Following the sale of IT services provider Omnetica to UK trade buyer Kingston comes news of KKR’s recommended €260m takeover bid for German recycling company Duales System.

Global buyout house Kohlberg Kravis Roberts (KKR) has sold its interest in UK-based IT services provider Omnetica to UK telecoms provider Kingston Communications for £169 million (€245 million; $327 million).


KKR elected to receive its consideration in the form of cash and shares, taking a 25 percent stake in Kingston going forward. The £169 million purchase price comprised £99 million in cash plus the issue of £70 million of new shares in Kingston.

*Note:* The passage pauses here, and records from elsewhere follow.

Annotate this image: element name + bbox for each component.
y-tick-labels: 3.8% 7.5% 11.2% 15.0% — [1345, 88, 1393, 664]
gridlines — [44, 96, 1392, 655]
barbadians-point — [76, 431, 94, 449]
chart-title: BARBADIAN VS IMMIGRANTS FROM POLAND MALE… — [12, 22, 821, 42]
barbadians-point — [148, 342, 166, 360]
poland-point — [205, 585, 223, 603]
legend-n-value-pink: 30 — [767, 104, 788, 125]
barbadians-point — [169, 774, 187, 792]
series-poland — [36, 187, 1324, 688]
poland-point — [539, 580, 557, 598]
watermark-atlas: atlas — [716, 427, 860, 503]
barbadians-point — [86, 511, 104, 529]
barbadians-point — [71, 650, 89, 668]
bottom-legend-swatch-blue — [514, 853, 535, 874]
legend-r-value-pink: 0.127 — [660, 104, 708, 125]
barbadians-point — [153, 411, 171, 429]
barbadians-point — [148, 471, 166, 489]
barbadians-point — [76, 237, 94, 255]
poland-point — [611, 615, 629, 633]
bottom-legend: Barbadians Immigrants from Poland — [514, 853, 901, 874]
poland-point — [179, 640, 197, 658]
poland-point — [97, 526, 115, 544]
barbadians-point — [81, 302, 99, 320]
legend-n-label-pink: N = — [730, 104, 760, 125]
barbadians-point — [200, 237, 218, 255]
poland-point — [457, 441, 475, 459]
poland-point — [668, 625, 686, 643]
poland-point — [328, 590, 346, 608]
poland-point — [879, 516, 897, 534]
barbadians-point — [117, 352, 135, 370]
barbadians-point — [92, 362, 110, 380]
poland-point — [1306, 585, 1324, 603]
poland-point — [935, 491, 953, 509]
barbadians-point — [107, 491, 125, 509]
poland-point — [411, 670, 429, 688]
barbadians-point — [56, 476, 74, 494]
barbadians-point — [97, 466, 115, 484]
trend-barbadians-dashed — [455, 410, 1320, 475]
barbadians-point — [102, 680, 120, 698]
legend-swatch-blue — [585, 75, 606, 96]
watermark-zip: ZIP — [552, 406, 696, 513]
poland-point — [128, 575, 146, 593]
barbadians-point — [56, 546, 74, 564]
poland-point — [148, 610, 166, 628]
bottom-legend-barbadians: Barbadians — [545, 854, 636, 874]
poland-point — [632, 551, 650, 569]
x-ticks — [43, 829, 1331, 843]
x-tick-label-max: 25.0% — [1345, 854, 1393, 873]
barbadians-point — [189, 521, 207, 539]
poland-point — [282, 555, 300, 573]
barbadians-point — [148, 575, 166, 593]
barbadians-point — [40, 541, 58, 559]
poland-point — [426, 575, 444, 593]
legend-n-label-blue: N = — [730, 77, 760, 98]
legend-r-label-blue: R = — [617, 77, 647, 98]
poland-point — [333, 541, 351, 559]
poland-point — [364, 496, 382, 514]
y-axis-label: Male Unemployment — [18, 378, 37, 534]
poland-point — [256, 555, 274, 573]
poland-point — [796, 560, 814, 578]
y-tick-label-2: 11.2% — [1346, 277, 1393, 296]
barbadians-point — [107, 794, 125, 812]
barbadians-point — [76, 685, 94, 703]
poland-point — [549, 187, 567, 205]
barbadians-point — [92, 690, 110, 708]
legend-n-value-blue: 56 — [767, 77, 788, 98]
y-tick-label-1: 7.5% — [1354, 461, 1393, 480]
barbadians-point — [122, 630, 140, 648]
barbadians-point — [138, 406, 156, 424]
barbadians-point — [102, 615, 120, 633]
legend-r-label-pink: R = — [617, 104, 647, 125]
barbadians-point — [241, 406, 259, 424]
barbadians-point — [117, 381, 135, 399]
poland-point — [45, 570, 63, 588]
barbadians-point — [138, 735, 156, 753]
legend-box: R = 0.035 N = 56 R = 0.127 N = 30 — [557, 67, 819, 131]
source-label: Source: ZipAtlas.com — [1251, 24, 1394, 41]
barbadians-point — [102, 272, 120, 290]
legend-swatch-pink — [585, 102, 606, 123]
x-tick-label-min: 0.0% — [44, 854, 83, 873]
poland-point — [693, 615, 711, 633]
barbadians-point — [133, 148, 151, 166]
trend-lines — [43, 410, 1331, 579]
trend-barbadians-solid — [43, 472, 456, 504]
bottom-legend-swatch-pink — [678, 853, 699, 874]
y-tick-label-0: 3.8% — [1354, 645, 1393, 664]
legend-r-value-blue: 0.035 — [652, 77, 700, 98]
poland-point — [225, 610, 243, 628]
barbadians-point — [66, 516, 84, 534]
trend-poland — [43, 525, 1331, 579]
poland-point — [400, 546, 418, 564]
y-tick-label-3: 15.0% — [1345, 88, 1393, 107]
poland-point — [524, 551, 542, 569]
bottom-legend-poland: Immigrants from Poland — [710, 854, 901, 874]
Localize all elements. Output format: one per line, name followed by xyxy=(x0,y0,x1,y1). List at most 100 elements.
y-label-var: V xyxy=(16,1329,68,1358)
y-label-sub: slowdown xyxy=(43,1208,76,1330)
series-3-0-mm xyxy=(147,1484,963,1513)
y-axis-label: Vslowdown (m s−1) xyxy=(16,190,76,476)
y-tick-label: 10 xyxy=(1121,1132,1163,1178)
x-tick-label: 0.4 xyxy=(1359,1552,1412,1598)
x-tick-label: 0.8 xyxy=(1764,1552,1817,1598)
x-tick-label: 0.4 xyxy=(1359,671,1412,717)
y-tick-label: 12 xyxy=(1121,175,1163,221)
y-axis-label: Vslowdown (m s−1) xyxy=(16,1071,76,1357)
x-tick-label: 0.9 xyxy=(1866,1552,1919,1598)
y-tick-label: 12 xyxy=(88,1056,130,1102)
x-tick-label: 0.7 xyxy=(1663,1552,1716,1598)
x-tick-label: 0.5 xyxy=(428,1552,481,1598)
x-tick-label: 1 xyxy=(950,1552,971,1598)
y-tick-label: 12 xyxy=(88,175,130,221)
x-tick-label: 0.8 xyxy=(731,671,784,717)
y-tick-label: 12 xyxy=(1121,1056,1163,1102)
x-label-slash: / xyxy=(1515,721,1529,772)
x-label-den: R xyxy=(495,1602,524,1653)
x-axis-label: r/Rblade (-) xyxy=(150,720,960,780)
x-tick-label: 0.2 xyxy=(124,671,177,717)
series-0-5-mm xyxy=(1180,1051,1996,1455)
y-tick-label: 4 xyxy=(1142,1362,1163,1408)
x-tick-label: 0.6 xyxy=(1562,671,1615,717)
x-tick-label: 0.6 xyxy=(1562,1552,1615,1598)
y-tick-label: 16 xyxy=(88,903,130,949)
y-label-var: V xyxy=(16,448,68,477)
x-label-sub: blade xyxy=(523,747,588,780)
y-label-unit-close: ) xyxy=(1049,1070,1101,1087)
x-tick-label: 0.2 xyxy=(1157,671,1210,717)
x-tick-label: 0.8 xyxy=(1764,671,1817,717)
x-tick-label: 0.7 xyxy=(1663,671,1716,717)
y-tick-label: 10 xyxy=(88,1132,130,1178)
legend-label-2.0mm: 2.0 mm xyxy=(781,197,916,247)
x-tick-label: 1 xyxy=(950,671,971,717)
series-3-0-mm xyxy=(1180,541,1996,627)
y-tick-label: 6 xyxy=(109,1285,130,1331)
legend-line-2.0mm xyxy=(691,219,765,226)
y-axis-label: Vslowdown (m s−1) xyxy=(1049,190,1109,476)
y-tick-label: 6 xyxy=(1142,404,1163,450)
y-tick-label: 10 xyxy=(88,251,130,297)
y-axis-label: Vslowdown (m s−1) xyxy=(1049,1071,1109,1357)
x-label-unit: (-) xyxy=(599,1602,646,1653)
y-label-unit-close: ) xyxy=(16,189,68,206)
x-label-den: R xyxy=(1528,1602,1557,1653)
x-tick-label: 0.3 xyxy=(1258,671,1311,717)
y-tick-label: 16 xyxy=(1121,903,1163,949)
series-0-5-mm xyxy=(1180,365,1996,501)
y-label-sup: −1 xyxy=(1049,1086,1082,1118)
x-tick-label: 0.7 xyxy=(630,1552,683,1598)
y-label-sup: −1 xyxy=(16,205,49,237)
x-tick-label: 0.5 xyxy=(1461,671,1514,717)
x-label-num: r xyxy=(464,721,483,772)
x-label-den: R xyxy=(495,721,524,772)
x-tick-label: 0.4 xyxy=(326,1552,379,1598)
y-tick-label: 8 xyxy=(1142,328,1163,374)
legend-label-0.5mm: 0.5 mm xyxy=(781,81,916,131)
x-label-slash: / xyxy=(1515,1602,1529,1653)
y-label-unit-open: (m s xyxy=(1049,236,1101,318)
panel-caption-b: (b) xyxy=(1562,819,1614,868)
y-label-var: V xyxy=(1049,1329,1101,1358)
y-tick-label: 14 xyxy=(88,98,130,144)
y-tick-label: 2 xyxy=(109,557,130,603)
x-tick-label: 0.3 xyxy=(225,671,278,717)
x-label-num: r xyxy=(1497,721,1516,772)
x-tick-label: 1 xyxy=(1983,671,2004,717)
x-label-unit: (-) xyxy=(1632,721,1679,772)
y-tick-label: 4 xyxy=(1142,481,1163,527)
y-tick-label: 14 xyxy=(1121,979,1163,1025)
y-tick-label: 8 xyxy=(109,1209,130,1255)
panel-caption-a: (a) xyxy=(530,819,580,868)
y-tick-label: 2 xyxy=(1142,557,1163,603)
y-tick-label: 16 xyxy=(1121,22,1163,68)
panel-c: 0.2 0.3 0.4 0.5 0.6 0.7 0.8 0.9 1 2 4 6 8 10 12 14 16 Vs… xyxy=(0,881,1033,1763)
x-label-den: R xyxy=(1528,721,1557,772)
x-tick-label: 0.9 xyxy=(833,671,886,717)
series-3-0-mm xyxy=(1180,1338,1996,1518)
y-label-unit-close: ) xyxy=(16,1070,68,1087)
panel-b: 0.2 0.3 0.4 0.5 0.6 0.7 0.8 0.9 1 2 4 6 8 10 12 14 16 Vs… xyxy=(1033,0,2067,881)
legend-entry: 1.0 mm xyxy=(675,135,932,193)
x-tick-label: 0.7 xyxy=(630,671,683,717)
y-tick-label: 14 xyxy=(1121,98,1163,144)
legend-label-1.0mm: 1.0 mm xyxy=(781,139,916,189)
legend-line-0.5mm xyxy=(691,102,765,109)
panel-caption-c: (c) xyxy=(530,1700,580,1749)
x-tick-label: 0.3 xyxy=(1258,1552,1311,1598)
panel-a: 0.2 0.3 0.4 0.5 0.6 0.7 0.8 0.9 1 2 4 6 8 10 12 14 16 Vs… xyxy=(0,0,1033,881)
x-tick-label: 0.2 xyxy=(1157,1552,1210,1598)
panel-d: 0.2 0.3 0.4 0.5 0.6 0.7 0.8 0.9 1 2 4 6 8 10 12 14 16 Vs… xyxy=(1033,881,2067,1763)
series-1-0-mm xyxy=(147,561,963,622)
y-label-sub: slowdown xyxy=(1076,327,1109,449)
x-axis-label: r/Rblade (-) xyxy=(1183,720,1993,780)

KKR acquired Omnetica as part of a portfolio of seven companies from German industrial conglomerate Siemens in July 2002. KKR paid €1.7 billion for the portfolio, acquired through a holding company, Demag Holding, in which Siemens retained a 19 percent stake.


Of the seven companies acquired by Demag, Omnetica is the third to be sold, following the dispositions in July this year of hydraulic equipment manufacturer Stabilus to Montagu Private Equity and the sale of Swiss electricity metering firm Landis & Gyr to Australian-based Bayard Energy.


The transaction was led for KKR by London-based executives Johannes Huth, who will become a non-executive director of Kingston, and Oliver Haarmann. Huth was recently appointed head of KKR’s European operation following the return of predecessor Ned Gilhuly to the firm’s Californian office.


In separate news, KKR has launched a €260 million recommended takeover bid for Duales System Deutschland (DSD), a German non-profit recycling company.


DSD collects and recycles used packaging in Germany. The company was recently ordered by Germany’s competition regulator to sell at least 75 percent of the company to outsiders to end its monopoly in the German market.


DSD is a non-profit making, non-listed company, with around 550 corporate shareholders, including retail company Metro and consumer chemicals giant Henkel. The deal requires 95 percent shareholder approval before the closing date of December 23.


Commenting on the transaction, KKR’s Reinhard Gorenflos told the Financial Times: “We like complex transactions which are atypical from normal investment perspectives.” Gorenflos said that DSD would look to expand its product lines, which had previously been forbidden and develop the business internationally.